- RBA kept rates unchanged as expected.
- King: “The economic consequences of high-level indebtedness now would become more severe if rates were to rise. It is the main reason why interest rates are so low”
- In Canada, the country’s Conservative party won a majority (from 143 to 167; 155 required to form a majority government) in parliamentary elections Monday, securing PM Harper another term and elevating the New Democratic Party to the #2 position for the first time, ahead of the more established Liberal party. JPM: This ends seven years of minority government and allows the Conservatives to move ahead in several areas. First, planned corporate tax cuts will proceed.
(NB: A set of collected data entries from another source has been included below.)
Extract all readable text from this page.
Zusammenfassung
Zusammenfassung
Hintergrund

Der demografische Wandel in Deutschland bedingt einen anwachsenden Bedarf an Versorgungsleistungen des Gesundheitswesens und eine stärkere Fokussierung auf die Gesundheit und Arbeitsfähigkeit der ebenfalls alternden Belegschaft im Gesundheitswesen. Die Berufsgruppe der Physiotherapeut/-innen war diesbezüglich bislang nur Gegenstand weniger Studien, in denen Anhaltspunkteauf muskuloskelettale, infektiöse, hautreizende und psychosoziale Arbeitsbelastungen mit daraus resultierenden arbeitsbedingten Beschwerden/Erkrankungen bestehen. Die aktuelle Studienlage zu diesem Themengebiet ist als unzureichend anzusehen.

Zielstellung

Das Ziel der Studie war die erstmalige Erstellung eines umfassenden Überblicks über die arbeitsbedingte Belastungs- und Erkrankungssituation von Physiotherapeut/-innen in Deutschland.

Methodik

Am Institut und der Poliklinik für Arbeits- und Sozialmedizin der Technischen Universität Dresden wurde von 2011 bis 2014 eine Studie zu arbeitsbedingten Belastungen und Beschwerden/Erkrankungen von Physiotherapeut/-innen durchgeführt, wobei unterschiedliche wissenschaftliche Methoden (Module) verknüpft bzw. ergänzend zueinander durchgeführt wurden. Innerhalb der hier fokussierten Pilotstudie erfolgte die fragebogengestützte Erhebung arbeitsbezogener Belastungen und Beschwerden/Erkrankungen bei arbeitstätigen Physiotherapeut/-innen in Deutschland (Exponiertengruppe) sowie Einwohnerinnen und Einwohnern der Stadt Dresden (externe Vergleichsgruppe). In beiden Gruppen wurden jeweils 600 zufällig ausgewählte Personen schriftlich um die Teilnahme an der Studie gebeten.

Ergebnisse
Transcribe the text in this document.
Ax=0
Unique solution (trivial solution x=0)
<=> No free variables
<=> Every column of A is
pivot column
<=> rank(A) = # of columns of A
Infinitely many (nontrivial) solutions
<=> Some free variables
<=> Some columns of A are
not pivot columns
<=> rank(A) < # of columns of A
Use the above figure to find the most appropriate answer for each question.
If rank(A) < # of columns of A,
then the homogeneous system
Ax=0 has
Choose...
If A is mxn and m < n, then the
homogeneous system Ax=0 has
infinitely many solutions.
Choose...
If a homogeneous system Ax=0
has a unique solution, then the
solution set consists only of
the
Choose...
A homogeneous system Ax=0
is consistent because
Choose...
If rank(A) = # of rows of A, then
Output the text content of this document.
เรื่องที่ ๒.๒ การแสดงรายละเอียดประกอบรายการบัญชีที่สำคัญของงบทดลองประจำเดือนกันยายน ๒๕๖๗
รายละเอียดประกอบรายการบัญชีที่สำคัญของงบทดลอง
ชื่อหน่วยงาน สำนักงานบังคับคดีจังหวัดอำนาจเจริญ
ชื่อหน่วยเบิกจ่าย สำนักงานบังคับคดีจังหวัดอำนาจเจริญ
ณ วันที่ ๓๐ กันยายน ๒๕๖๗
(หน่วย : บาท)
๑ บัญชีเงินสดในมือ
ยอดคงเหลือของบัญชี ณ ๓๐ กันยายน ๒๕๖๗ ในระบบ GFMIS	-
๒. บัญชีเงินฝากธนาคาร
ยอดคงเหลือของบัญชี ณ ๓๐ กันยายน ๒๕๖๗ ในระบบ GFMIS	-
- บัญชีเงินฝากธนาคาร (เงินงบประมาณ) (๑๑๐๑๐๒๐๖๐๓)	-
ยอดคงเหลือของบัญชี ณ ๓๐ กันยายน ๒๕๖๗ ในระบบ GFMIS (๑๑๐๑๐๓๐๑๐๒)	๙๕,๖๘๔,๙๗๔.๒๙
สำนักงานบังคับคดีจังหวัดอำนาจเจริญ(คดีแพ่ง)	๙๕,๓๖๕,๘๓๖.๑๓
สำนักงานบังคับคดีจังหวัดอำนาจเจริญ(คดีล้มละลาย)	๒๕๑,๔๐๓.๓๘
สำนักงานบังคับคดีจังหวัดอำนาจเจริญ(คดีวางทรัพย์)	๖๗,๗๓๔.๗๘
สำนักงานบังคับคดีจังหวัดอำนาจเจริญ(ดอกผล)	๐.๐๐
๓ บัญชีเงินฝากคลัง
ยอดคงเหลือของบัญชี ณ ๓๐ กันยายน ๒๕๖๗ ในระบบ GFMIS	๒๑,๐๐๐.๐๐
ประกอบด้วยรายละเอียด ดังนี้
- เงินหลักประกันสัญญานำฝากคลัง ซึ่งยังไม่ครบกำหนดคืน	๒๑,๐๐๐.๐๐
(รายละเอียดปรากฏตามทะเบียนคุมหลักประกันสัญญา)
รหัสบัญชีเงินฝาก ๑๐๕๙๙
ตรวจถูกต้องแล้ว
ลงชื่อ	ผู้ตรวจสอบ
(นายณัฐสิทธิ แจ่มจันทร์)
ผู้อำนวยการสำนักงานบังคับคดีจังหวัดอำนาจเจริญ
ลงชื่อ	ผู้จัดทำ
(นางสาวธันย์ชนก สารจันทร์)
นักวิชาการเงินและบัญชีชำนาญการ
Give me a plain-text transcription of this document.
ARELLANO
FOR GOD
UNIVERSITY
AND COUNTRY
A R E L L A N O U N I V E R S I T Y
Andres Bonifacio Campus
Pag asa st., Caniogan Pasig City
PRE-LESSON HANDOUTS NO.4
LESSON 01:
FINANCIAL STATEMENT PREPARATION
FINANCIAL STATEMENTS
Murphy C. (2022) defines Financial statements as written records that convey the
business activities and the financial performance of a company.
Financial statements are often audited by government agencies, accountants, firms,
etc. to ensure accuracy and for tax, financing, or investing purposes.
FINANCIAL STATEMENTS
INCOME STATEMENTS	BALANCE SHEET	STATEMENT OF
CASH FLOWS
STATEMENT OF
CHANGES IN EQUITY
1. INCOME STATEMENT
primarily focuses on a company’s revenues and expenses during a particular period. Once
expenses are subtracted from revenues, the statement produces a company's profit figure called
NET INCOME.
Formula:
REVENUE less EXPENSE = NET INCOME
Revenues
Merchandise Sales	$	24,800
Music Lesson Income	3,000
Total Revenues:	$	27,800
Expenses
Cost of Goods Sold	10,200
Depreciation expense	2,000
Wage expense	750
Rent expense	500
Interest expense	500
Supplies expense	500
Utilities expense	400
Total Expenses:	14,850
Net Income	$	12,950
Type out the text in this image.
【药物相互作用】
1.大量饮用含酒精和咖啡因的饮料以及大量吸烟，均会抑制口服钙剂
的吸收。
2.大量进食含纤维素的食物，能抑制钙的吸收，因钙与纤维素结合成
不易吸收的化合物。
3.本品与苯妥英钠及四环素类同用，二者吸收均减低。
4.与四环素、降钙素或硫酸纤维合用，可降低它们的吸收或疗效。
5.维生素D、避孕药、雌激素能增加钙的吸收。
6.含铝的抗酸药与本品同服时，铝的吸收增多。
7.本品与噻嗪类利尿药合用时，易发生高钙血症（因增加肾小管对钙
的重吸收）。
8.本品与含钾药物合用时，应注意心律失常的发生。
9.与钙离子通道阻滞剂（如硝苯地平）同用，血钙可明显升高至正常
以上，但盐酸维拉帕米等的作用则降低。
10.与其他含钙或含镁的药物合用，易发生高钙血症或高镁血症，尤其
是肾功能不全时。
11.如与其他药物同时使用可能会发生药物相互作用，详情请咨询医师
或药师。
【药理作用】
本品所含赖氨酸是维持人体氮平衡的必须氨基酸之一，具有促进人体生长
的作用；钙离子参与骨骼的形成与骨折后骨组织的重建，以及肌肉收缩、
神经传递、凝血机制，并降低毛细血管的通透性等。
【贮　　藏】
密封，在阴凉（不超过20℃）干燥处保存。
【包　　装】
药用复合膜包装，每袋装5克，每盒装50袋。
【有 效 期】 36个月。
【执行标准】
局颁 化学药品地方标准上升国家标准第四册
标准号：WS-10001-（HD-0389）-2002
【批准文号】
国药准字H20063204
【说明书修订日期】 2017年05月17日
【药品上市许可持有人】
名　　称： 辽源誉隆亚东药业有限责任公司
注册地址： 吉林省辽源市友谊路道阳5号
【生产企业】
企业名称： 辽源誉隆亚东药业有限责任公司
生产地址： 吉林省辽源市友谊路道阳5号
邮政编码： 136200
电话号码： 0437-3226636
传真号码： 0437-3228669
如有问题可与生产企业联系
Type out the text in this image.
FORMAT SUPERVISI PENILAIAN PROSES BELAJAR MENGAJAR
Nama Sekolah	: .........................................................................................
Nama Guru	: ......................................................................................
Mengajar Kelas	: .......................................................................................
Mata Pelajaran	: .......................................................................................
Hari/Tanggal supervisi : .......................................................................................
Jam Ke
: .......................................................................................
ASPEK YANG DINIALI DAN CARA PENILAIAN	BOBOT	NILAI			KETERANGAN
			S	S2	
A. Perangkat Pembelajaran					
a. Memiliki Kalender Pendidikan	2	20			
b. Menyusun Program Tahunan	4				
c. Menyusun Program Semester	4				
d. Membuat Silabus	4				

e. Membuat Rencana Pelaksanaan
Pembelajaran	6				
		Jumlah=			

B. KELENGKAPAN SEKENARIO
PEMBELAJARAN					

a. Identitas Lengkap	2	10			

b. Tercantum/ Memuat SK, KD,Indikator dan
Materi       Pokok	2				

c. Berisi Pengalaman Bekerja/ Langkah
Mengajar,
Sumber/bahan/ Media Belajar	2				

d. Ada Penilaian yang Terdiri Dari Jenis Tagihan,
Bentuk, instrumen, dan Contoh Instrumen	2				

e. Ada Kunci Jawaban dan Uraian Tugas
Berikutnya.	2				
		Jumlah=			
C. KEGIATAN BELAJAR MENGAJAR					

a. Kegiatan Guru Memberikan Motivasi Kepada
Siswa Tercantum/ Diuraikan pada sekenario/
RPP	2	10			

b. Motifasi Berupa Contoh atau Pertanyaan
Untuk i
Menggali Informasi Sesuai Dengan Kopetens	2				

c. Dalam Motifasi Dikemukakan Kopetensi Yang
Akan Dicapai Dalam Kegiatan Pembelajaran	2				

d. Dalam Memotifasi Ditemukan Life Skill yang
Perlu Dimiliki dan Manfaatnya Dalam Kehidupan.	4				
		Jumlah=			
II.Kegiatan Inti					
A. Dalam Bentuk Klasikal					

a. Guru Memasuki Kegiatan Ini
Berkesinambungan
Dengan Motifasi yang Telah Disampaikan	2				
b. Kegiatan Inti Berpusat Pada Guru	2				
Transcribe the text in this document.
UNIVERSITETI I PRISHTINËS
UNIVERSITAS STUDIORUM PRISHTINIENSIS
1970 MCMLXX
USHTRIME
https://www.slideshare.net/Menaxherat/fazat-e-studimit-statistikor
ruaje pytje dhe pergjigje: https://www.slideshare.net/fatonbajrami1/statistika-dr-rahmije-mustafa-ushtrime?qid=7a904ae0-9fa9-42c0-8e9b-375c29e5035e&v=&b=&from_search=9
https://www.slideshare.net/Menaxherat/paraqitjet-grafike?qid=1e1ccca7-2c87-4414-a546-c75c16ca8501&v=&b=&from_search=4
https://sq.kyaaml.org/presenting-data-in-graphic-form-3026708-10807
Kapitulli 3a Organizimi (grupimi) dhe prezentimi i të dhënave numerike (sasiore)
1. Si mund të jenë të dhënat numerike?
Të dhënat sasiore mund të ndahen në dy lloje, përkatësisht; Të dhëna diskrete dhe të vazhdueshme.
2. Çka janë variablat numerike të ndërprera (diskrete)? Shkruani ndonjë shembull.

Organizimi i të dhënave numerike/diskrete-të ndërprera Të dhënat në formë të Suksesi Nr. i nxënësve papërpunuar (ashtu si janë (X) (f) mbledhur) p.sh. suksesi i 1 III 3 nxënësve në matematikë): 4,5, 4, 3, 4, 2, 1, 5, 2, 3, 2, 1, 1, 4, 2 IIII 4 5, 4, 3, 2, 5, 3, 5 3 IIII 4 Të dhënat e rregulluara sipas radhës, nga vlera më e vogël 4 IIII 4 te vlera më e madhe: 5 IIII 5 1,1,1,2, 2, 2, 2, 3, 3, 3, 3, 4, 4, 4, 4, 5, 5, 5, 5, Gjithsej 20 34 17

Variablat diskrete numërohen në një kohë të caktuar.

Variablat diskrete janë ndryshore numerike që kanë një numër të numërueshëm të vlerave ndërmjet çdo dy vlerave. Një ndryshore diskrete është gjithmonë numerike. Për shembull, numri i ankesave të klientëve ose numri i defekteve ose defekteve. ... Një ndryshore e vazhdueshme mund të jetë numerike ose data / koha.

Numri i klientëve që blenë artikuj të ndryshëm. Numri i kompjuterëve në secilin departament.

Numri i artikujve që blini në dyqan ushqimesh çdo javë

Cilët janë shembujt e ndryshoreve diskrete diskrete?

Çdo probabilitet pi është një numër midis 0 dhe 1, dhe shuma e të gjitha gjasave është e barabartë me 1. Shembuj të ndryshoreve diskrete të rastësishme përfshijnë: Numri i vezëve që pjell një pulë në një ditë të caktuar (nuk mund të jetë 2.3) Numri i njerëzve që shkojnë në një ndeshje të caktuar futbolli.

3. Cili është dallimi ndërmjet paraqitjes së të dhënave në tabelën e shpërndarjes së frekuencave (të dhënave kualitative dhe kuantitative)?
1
Legislation passed by Harper in 2007 resulted in a reduced rate from 18.0% to 16.5% on January 1, falling further to 15.0% in 2012. Second, PM Harper has pledged to balance the federal budget by 2014. More generally, the Conservatives are a strong advocate for the oil industry, endeavoring to make Canada an "energy superpower."
- UK Manufacturing PMI declined to 54.6 in April vs 57.0 expected and 57.1 previously
- EU PPI rose 6.7% YoY in March vs 6.6% expected and previously
- China Non-Manufacturing PMI improved to 62.5 in April vs 60.2 previously.
- There were several bearish S&P reports yesterday after the bearish shooting star on the candle stick charts. In particular, Gavekal parroted a Bill Miller comment that only 2 S&P sectors outperformed the S&P in 1Q, showing weak breadth and hence risk to the downside. What was clearly missing from that is the fact that one earnings cycle is too short of a period for drawing meaningful conclusions from sector breadth. A longer look of 6m suggests that breadth remains normal, and even when it is at extremes, the conclusion is not clear:
An interesting segue of looking at price breadth is cheapness breadth, or percent of sectors that are cheaper than the index. Note that the relationship between cheapness breadth and subsequent index return appears visually more robust, but the relationship appears completely nonlinear. I leave the reader to delve further, but suffice to say here that even though a plurality of sectors are richer than the index, historically such readings have proceeded a continuation of the broader bull market:
- On another note, it is time to look at Japanese equities again. After March and the massive sell off, it is safe to assume that the speculative positioning is clean. Nikkei relative valuation vs the S&P is at the cheapest level since Lehman, (which was followed by a 20% outperformance) and price action is finally starting to look decent. Those worried about correlation can sell S&P futures against the Nikkei.